SMUSD Bans Future Cell Towers

In a step forward for many San Marino parents and residents, the San Marino Unified School District Board of Education formally banned the future construction of cellphone signal towers on district property.
Although the resolution approved by the board at last week’s meeting does not force the removal of the two towers — the subject of regular objection by community stakeholders — on school district property, it will comfort those aggrieved by prohibiting them in the future.
“We’re still trying to get the current cell towers moved from their current location,” Superintendent Alex Cherniss said in a phone interview. “It’s taking longer than we would have liked.”
Verizon Wireless owns both of the towers. It is presently upgrading a tower at a senior living facility in unincorporated property nearby to allow for the relocation of its equipment from San Marino High School. The site near the district office and Huntington Middle School, however, remains in limbo as Verizon works with city officials to determine an amenable option.
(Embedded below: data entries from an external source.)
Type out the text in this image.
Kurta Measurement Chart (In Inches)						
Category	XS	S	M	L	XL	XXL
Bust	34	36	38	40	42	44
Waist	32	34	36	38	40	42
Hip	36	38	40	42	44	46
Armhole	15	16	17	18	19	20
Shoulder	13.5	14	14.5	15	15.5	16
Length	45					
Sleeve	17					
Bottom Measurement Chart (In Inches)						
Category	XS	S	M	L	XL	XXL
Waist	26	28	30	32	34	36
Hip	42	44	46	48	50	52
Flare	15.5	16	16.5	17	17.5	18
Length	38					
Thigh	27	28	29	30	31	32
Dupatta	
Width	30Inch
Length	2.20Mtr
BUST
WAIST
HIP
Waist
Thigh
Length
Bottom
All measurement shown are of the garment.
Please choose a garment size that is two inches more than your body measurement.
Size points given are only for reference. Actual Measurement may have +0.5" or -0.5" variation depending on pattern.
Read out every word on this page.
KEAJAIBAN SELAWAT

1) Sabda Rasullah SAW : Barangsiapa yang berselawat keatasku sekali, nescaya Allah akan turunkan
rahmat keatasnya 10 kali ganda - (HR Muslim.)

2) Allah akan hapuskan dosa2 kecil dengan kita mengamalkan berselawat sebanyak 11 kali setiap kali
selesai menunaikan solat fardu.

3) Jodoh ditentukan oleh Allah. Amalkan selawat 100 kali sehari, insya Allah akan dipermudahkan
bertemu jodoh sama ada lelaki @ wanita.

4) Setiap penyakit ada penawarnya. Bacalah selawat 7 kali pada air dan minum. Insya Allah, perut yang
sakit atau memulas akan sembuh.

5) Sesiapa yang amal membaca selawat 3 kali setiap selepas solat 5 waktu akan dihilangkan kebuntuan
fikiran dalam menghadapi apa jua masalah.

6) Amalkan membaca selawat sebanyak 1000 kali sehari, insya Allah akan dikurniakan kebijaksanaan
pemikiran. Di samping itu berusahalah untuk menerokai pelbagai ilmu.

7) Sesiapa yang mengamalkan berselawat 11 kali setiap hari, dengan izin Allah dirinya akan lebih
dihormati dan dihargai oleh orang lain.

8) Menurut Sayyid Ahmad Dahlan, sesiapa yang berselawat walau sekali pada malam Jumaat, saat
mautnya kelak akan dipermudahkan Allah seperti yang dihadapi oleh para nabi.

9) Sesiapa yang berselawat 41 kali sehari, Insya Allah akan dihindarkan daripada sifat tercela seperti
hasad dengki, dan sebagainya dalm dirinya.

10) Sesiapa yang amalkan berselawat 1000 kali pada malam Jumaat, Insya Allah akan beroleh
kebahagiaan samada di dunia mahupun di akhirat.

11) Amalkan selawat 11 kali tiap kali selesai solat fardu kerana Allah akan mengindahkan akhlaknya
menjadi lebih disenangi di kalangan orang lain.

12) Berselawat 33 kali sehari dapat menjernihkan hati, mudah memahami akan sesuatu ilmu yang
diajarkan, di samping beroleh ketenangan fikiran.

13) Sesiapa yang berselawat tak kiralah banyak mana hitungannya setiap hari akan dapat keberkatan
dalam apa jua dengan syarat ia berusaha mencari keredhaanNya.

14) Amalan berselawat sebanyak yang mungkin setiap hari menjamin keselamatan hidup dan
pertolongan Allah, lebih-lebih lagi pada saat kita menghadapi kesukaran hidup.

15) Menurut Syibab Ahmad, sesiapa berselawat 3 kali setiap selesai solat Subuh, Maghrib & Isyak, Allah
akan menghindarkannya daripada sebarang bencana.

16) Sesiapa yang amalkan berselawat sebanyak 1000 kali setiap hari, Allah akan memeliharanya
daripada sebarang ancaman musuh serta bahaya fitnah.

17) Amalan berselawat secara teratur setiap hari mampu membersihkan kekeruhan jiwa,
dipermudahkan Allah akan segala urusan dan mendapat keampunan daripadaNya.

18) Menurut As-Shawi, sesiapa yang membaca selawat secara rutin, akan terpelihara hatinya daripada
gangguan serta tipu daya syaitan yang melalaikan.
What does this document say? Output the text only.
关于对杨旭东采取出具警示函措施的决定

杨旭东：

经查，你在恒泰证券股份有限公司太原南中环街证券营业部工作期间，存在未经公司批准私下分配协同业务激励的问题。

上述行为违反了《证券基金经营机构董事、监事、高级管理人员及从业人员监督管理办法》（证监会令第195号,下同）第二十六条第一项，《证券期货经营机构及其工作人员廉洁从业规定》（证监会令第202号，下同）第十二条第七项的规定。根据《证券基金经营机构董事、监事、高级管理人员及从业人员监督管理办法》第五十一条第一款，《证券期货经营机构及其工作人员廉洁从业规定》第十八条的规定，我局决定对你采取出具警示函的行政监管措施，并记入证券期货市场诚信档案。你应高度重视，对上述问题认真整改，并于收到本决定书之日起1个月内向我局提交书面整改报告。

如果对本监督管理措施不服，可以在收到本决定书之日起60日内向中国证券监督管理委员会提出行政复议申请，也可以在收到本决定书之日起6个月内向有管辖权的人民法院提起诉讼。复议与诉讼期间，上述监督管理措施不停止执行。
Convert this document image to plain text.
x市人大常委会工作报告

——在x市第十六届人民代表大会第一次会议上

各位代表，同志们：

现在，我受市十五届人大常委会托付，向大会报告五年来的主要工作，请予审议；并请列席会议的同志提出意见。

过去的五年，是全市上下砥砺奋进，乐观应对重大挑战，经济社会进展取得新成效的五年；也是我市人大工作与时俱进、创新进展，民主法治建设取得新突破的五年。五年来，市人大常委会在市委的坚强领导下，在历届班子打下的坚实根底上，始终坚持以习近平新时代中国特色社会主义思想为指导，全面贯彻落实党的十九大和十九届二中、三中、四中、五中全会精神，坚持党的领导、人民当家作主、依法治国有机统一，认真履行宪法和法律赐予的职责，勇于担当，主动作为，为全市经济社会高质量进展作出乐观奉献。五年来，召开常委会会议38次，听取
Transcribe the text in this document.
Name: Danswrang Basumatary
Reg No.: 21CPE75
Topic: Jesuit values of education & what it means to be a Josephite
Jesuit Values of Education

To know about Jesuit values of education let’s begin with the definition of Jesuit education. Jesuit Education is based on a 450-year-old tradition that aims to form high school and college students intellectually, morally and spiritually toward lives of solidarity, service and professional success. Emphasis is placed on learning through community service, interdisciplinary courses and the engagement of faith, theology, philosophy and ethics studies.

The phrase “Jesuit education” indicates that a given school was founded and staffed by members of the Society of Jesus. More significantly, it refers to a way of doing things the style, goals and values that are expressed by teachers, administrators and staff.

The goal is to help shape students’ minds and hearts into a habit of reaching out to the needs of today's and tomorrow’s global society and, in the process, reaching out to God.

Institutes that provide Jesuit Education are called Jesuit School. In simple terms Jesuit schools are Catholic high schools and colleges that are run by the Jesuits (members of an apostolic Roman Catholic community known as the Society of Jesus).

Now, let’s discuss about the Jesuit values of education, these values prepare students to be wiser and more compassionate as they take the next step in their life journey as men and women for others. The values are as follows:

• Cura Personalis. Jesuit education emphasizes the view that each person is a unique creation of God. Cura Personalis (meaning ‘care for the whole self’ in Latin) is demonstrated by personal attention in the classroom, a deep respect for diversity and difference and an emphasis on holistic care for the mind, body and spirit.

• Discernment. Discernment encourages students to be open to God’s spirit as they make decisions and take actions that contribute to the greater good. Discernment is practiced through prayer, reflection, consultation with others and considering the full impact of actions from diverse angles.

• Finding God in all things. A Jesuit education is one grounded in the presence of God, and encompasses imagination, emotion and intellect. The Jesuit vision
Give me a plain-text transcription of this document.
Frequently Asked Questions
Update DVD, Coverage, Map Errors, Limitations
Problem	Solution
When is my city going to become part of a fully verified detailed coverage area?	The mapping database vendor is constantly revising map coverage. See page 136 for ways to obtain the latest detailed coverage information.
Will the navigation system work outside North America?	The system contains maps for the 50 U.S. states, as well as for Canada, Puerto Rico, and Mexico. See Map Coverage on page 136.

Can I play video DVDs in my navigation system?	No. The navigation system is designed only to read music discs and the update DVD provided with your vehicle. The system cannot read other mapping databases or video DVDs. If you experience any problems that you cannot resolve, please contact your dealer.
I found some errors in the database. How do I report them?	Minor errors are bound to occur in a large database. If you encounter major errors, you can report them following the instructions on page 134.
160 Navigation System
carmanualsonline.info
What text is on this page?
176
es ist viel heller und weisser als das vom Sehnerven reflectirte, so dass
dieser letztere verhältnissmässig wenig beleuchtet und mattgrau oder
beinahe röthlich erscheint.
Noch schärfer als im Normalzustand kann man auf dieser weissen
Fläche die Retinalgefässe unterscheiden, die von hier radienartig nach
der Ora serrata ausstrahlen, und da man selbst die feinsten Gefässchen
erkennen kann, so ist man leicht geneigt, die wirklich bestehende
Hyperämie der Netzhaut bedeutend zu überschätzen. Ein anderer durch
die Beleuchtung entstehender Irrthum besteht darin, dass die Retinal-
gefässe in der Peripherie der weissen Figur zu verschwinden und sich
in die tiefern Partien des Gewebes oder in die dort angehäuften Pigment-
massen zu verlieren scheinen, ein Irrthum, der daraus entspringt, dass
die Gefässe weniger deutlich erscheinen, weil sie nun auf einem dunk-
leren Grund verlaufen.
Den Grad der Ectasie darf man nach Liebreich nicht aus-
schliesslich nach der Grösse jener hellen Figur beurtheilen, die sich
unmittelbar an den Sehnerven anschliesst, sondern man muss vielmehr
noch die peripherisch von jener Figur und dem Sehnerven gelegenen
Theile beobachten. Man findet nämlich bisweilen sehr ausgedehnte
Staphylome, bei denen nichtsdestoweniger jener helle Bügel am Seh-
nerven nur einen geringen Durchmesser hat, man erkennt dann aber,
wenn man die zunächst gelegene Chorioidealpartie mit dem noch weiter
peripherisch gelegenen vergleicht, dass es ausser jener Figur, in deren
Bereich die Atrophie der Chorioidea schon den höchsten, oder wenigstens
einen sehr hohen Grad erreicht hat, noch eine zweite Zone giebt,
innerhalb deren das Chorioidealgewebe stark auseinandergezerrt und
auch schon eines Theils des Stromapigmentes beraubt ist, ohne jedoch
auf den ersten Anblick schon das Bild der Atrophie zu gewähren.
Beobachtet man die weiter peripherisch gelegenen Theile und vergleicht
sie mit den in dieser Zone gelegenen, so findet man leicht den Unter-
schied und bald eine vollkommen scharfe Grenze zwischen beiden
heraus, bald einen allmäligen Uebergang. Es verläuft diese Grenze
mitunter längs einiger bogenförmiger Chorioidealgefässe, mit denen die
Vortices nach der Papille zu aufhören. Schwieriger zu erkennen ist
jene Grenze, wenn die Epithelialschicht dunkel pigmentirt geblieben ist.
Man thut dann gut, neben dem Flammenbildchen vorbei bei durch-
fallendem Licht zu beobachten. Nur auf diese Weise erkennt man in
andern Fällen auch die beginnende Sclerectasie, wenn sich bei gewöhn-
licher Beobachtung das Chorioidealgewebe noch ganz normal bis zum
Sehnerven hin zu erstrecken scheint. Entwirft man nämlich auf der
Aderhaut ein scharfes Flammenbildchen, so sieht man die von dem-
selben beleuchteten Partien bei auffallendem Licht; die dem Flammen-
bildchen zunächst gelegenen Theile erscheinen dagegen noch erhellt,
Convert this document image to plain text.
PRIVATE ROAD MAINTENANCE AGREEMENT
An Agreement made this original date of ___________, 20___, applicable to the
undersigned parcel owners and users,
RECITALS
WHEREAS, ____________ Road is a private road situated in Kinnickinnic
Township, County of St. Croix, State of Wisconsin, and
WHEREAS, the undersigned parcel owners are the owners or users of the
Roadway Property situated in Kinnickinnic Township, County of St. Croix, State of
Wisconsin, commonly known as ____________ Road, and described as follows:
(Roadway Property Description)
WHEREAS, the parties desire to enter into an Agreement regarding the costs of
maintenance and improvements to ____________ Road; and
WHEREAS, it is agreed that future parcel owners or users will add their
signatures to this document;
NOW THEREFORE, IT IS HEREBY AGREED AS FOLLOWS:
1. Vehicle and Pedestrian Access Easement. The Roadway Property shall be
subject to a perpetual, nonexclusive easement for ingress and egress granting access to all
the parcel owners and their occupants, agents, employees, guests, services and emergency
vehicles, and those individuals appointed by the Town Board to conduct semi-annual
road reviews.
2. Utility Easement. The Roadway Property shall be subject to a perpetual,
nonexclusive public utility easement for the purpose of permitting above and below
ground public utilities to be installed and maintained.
Options include deploying a number of smaller devices atop a series of commercial buildings along Huntington Drive. A previously discussed plan involved placing the tower behind City Hall, but both the police and fire department objected because of that area’s immediate proximity to the city’s Emergency Operations Center.
Both towers have earned ire from residents for a variety of reasons, including safety hazards that might arise from an earthquake or strong winds, and even worries about signal radiation.
“Everybody has different concerns,” Cherniss said.
Resident Miriam Quan, who with husband Ray, have long vocally opposed the towers, said she was excited about this resolution.
“This is a positive move in the right direction and something that I think both parties have worked toward for a long time,” she said after the board voted on the resolution. “The resolution will be a placeholder to give future school boards pause before they consider signing any future leases with a wireless company.
“I feel that this also shows that the current school board cares about the health, safety and welfare of future generations of students who will be attending our wonderful No. 1-rated school district and will be a positive accomplishment and lasting legacy of the current school board,” Quan added.
Although the school district was earning rent money for leasing the site, the language of the resolution established that the costs “outweigh the benefits” of such an arrangement. Cherniss indicated the district would continue working to have the two towers removed.
“I think they’re happy with the resolution, but ultimately, I think they want the towers moved,” he said of residents. “I think it’s a step in the right direction, but dealing with the current towers is really our priority right now.”